Dalla semplice lettura della disposizione incriminatrice emerge, infatti, che essa punisce gli atti di violenza cui partecipano "più persone", dove per "più" deve evidentemente intendersi "più di una" (ex plurimis, Sez. 3, 13 gennaio 2003, n. 1860).

3.3. – Del pari manifestamente infondato è il motivo di ricorso sub 3), relativo al mancato riconoscimento della sussistenza dell’ipotesi di minore gravità, considerata la precorsa relazione sentimentale della persona offesa con l’imputato. La giurisprudenza di questa Corte ha, infatti, da tempo chiarito che l’ipotesi attenuata di cui all’art. 609-bis non può trovare applicazione per la violenza sessuale di gruppo, sia per la sua collocazione sistematica nell’articolo che punisce la violenza sessuale individuale, sia perchè essa è – anche nelle intenzioni del legislatore – logicamente incompatibile con la maggiore gravità della fattispecie di cui all’art. 609-octies (Sez. 3, 12 ottobre 2007, n. 42111; Sez. 3, 24 ottobre 2001, n. 502/2003).

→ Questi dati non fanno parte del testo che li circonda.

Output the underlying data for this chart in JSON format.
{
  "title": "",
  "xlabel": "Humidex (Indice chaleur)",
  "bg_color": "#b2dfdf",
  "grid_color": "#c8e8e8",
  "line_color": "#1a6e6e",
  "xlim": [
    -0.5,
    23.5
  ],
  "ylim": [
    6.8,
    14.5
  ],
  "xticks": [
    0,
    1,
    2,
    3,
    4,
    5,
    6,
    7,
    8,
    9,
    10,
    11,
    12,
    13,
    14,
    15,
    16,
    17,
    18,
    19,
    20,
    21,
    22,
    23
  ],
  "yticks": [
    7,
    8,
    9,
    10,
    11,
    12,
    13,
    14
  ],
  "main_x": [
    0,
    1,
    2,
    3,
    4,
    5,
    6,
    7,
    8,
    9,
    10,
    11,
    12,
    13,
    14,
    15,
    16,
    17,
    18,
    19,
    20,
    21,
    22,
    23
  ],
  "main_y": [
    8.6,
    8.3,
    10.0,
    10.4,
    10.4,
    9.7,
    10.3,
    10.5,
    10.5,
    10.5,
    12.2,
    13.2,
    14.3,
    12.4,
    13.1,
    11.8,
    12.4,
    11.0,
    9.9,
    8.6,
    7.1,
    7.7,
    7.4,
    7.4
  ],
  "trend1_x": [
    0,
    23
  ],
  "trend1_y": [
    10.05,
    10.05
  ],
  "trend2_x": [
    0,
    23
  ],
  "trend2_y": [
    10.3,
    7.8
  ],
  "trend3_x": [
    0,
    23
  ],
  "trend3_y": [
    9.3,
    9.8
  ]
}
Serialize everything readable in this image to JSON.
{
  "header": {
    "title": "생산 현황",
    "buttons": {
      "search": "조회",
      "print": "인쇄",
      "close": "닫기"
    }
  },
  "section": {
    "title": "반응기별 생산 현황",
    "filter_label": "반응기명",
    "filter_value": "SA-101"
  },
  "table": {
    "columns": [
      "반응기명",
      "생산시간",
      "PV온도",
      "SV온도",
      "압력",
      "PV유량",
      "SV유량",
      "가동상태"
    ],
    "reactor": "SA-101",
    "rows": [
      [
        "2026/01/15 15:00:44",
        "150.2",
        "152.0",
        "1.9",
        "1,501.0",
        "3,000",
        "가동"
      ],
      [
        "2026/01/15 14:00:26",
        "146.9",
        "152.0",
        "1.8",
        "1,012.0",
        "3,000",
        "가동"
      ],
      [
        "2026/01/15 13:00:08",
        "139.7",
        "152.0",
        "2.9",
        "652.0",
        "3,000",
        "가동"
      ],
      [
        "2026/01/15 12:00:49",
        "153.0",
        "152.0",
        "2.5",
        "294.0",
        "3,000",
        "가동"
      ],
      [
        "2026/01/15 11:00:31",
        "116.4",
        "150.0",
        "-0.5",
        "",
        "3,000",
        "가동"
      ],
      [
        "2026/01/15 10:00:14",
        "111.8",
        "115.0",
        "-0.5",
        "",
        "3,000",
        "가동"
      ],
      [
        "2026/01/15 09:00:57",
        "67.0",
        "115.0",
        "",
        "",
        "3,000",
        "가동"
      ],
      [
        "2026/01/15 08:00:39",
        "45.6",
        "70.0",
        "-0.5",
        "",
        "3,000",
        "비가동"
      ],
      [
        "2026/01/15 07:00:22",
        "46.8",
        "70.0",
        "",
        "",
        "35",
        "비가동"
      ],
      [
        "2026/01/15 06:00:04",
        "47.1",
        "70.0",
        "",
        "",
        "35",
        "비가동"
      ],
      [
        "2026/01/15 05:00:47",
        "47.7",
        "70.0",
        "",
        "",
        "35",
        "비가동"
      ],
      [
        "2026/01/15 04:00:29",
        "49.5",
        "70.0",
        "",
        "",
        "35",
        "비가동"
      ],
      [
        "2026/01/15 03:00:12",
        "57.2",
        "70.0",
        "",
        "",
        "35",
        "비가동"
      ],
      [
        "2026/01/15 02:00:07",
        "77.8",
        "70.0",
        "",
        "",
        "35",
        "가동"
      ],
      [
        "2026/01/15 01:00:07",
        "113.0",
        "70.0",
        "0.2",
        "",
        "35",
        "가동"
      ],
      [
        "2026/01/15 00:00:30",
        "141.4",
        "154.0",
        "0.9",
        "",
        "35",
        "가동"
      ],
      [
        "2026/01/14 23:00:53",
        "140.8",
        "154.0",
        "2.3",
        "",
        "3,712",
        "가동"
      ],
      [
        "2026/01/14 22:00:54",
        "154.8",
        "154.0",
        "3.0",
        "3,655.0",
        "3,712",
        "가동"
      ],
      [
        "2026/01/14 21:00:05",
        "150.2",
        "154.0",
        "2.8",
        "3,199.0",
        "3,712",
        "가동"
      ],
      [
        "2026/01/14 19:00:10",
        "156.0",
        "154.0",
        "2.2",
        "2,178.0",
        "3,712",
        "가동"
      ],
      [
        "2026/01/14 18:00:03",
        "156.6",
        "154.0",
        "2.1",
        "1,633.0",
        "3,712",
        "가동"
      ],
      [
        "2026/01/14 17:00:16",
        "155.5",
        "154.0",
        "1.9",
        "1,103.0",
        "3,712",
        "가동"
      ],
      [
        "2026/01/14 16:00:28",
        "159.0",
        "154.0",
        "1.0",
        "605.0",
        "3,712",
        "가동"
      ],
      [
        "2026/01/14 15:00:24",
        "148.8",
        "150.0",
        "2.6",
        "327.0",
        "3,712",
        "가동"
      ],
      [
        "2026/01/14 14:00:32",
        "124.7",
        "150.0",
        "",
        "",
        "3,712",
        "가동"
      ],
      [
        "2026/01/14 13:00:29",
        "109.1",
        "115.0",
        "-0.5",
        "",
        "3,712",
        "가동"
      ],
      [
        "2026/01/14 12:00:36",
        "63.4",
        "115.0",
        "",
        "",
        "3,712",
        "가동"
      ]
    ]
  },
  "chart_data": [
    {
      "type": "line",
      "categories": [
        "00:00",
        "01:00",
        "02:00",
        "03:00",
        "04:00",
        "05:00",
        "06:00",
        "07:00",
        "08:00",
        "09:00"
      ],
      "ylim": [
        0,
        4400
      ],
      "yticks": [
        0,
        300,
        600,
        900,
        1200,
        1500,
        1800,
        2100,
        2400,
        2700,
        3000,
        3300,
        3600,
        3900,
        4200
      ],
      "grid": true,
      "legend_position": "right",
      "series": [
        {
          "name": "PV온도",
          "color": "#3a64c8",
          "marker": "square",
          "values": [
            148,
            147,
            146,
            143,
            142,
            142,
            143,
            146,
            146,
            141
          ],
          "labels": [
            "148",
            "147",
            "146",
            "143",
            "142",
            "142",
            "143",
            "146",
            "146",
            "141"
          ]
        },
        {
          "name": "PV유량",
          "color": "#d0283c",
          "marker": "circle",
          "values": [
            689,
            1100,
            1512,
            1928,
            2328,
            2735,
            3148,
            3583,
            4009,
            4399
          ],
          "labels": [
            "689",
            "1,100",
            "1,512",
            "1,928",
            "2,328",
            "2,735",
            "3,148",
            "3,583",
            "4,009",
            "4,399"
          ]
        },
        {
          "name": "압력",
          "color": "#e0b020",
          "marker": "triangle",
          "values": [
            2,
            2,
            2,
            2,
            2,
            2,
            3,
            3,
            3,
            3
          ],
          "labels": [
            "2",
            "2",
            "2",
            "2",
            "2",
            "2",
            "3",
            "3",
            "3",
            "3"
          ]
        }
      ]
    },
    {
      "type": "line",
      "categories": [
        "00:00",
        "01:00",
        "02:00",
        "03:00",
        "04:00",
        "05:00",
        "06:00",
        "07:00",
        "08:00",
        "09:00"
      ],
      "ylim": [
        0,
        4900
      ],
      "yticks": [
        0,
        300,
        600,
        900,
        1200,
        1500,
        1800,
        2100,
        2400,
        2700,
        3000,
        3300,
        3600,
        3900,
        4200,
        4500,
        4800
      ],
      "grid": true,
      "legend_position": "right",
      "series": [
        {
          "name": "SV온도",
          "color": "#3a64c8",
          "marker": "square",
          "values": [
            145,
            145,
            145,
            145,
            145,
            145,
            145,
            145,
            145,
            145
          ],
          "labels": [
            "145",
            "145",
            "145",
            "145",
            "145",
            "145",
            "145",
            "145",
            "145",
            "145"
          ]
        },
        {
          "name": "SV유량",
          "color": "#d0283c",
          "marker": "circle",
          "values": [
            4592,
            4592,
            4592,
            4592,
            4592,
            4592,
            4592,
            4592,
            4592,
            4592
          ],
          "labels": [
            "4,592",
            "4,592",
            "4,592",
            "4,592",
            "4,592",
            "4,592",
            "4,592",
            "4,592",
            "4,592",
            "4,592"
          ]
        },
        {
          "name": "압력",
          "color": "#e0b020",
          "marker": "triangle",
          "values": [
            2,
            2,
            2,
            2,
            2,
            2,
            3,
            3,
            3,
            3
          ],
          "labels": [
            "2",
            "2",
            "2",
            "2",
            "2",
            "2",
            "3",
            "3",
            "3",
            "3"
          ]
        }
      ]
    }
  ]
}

Tale consolidata interpretazione del sistema è stata, peraltro, ritenuta conforme al principio di ragionevolezza di cui all’art. 3 Cost. dalla sentenza della Corte costituzionale n. 325 del 2005. 3.4. – Con il quarto motivo di ricorso si lamenta il mancato riconoscimento della sussistenza del ravvedimento operoso di cui all’art. 62 c.p., n. 6), sul rilievo che la Corte non avrebbe considerato che l’imputato si era adoperato per evitare che il coimputato avesse con la vittima un rapporto penetrativo.

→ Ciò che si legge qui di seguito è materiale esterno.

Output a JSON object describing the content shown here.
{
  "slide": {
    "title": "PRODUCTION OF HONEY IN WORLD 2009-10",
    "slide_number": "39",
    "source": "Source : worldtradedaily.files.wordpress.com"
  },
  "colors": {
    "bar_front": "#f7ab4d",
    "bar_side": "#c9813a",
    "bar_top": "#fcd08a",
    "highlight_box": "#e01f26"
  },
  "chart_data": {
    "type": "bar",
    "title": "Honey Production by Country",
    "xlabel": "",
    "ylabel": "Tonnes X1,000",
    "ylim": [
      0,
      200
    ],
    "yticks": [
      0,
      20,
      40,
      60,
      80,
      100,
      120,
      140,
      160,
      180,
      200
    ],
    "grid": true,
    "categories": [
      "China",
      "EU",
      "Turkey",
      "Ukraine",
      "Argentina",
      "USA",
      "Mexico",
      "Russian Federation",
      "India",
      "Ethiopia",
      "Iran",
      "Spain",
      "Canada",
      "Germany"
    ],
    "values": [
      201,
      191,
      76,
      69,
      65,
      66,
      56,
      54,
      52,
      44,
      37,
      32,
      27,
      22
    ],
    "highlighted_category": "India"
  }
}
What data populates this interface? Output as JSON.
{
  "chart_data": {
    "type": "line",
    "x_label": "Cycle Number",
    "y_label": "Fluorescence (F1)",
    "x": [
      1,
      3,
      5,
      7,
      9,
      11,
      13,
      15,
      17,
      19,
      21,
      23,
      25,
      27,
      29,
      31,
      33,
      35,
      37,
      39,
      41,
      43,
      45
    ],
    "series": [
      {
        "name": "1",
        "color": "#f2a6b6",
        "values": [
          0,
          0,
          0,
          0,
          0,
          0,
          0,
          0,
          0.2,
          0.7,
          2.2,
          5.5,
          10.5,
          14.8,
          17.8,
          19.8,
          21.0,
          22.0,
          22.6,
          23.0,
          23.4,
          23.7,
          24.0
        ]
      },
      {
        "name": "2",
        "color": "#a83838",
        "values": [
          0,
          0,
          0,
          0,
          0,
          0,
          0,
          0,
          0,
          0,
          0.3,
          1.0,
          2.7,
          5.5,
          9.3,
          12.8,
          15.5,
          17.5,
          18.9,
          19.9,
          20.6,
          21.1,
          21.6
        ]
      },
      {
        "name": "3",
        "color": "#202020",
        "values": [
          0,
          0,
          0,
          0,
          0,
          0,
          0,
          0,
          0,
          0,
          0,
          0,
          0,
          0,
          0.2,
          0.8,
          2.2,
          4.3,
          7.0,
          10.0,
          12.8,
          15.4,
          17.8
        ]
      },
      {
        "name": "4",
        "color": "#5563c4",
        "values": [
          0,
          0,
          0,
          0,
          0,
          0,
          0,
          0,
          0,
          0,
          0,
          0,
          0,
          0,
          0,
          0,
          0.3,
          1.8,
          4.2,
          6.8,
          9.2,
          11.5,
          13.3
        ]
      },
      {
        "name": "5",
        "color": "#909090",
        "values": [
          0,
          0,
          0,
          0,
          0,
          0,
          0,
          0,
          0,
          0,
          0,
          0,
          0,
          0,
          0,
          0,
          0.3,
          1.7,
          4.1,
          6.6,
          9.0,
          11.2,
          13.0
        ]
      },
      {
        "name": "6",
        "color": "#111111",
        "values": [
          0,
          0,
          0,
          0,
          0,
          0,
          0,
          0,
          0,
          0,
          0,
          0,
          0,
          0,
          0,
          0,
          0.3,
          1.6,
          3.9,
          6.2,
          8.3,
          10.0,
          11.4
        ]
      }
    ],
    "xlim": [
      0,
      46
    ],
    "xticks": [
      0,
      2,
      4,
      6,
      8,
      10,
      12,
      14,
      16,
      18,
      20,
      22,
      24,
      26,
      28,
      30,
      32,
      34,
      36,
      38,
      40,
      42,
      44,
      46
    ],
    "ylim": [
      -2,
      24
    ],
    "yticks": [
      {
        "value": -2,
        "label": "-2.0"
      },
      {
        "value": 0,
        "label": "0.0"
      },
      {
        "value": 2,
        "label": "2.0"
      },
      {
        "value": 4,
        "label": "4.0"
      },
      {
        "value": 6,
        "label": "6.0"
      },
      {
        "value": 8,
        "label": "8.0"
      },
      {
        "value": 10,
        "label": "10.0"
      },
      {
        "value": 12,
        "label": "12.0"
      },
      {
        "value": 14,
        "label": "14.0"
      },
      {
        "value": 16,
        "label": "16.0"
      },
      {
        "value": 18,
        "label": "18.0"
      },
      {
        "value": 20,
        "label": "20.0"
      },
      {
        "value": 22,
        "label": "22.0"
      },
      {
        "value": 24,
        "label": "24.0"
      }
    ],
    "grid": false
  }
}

Anche tale motivo è manifestamente infondato, perchè semplicemente diretto a contestare in punto di fatto la motivazione della sentenza censurata; motivazione che appare, sul punto, pienamente sufficiente e coerente, perchè precisa che la violenza di gruppo si era già ampiamente consumata, anche con atti materialmente posti in essere dal correo, prima che il correo stesso chiedesse all’imputato di potere avere anche lui un rapporto penetrativo con la persona offesa.

4. – Ne consegue il rigetto del ricorso, con condanna del ricorrente al pagamento delle spese del procedimento.

P.Q.M.

Rigetta il ricorso e condanna il ricorrente al pagamento delle spese processuali.

Testo non ufficiale. La sola stampa del bollettino ufficiale ha carattere legale.